KEY-EMPLOYEE LIFE INSURANCE
Retired DynCorp CEO Dan Bannister has flirted with death more than once in his 67 years. But what would have happened to his Reston-based technology services company if news reports in April 1996 were accurate?
Those initial reports listed Bannister among the missing following the crash of a military plane that was carrying U.S. Commerce Secretary Ron Brown, members of his staff and American business leaders en route to Dubrovnik in Croatia. All 33 died and many people thought Bannister was among them, but the accounts of his death were greatly exaggerated. At the last minute, because of mounting business pressures, he decided to remain in Northern Virginia.
Laurie Emmerichs, a spokeswoman for DynCorp, says she doesn't know of any insurance held by the company that would have protected it from the loss of Bannister. But that doesn't surprise Fiedler at Slabaugh Morgan. "You see key-employee life insurance more in small, closely held companies," he says. DynCorp is one of the largest private companies in the commonwealth.
The coverage would be more important for a small construction company that needs the cash-flow to service its debt in the interim. In addition to compensating for the loss of leadership, key-person coverage can provide collateral for corporate debt or help fund the hiring of a replacement.

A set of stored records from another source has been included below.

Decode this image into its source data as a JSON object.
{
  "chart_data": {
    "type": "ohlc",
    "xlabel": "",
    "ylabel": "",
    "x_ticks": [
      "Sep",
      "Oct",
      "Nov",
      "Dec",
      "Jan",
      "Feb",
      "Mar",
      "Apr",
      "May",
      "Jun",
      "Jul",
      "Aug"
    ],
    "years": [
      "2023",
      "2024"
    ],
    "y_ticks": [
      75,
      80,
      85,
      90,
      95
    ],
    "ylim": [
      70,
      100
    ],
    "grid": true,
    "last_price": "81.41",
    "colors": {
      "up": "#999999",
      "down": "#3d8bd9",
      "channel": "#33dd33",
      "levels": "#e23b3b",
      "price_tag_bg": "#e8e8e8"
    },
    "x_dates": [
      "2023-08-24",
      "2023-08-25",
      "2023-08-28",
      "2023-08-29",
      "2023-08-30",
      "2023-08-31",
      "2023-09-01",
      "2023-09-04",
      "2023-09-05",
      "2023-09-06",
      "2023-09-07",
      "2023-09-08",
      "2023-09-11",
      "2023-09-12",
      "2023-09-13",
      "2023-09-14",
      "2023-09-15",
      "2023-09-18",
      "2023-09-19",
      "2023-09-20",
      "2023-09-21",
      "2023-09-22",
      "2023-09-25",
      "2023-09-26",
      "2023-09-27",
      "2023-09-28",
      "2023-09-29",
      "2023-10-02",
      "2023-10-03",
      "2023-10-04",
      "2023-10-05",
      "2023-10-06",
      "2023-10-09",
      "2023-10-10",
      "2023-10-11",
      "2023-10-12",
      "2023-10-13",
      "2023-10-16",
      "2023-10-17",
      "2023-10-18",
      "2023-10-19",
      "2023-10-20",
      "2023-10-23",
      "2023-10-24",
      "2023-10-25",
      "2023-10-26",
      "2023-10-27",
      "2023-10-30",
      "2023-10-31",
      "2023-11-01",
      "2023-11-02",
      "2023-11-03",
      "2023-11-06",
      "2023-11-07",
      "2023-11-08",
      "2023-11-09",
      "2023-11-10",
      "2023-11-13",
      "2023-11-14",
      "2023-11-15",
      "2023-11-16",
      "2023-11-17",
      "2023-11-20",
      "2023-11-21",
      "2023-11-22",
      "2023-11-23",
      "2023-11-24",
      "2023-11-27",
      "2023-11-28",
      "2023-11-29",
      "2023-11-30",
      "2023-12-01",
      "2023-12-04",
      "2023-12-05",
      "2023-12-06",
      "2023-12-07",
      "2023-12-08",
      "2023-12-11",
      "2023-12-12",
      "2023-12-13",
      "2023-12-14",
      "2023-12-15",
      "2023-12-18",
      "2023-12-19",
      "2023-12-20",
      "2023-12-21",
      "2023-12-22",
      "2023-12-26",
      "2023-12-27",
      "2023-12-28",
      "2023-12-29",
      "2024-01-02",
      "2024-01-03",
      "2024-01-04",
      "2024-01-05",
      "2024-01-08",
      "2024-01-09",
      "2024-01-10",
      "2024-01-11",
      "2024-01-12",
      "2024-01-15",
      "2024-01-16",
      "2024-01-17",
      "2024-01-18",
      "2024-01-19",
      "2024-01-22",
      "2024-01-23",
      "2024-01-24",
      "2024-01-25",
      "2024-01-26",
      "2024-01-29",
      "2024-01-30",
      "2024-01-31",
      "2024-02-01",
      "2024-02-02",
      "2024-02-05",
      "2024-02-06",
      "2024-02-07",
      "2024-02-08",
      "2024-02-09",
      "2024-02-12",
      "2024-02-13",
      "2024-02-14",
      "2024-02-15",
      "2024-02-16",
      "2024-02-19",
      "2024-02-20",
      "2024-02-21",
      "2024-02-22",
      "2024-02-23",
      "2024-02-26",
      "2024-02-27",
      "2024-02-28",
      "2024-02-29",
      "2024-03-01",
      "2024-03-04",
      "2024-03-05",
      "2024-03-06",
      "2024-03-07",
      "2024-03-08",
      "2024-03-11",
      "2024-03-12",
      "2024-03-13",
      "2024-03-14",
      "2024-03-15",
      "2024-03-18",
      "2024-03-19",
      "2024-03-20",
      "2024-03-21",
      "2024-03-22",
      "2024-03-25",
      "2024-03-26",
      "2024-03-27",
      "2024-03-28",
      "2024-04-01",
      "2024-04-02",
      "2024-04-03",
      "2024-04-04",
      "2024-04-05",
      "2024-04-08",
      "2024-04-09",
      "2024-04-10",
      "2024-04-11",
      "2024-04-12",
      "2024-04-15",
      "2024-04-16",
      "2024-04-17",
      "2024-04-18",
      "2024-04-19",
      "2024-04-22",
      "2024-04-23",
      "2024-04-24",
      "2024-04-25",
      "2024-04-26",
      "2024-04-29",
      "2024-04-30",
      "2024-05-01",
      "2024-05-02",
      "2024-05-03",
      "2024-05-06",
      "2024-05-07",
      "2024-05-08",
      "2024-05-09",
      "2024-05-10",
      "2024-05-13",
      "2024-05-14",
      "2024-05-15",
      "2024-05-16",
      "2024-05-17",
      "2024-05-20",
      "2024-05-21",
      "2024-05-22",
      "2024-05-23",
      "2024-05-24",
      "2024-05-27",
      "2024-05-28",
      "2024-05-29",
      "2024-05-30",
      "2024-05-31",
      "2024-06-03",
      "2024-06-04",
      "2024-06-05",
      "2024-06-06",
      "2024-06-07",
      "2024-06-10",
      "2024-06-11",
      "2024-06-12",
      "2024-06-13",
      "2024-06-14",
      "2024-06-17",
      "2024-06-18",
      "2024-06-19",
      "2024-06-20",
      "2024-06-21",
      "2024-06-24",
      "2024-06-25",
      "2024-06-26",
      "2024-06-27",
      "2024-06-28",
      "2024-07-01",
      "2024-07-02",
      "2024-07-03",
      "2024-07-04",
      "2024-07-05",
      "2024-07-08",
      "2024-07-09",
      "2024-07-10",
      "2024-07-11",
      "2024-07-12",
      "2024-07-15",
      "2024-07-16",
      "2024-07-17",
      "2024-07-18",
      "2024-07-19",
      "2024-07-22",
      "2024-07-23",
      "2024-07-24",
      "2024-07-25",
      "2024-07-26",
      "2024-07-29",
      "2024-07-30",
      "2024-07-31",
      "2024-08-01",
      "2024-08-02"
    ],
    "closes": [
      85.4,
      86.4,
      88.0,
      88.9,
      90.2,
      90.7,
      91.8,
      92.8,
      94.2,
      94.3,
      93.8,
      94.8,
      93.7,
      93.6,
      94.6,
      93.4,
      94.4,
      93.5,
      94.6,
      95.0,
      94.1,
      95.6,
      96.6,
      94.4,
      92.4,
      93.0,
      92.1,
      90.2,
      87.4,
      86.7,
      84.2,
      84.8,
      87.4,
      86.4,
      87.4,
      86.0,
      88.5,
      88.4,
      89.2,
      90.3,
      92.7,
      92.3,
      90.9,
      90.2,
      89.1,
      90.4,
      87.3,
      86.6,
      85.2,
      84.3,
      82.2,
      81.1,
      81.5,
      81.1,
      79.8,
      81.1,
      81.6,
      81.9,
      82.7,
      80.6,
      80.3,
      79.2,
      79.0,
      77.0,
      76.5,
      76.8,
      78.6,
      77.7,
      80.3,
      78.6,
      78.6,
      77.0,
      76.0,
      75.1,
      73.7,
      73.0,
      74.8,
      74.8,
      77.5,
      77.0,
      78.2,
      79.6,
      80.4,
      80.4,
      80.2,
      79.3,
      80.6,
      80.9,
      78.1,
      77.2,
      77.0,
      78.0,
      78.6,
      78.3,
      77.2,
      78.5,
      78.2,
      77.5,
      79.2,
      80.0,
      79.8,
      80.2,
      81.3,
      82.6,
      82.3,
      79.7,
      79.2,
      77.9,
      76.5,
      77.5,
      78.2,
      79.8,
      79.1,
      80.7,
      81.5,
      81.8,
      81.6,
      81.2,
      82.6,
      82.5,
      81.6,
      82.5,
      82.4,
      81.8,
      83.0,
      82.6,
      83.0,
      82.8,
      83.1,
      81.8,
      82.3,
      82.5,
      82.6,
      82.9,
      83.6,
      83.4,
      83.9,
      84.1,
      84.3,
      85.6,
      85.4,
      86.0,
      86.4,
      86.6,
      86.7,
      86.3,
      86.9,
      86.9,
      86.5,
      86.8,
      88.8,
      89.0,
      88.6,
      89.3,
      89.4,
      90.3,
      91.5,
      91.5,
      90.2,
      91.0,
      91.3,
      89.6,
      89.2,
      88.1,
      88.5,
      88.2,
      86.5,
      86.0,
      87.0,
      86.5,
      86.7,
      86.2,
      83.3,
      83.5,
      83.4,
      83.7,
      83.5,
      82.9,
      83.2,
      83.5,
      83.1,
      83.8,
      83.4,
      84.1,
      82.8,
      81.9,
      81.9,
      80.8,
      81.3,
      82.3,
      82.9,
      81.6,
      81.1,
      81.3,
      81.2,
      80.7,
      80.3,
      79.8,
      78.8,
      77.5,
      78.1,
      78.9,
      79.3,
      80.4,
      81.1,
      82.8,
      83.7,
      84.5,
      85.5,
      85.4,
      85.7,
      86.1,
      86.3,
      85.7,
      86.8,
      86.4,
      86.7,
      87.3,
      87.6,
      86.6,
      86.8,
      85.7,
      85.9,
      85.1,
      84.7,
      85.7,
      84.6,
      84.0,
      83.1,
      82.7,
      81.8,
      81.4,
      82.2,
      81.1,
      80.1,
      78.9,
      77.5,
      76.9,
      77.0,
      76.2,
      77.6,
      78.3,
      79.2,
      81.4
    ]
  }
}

"You have to look at it [this way]: 'If I lost that person, what would be my replacement cost?'" asks Tringale of the Insurance Consulting Group. "The reality is, if dollars are available, there are more potential solutions."
And if that key person is also the sole owner of a small company like Rag-Pickers, life insurance can become exponentially more important. "You want to make sure the business doesn't die with its creators," says Ordonez at J&H Marsh & McLennan.
That's the goal of the seven new owners of RagPickers in Tazewell. They were incredibly lucky that Jim Lester survived his wife long enough to change his will. They have since decided that the best policy -- in their case -- is an insurance policy.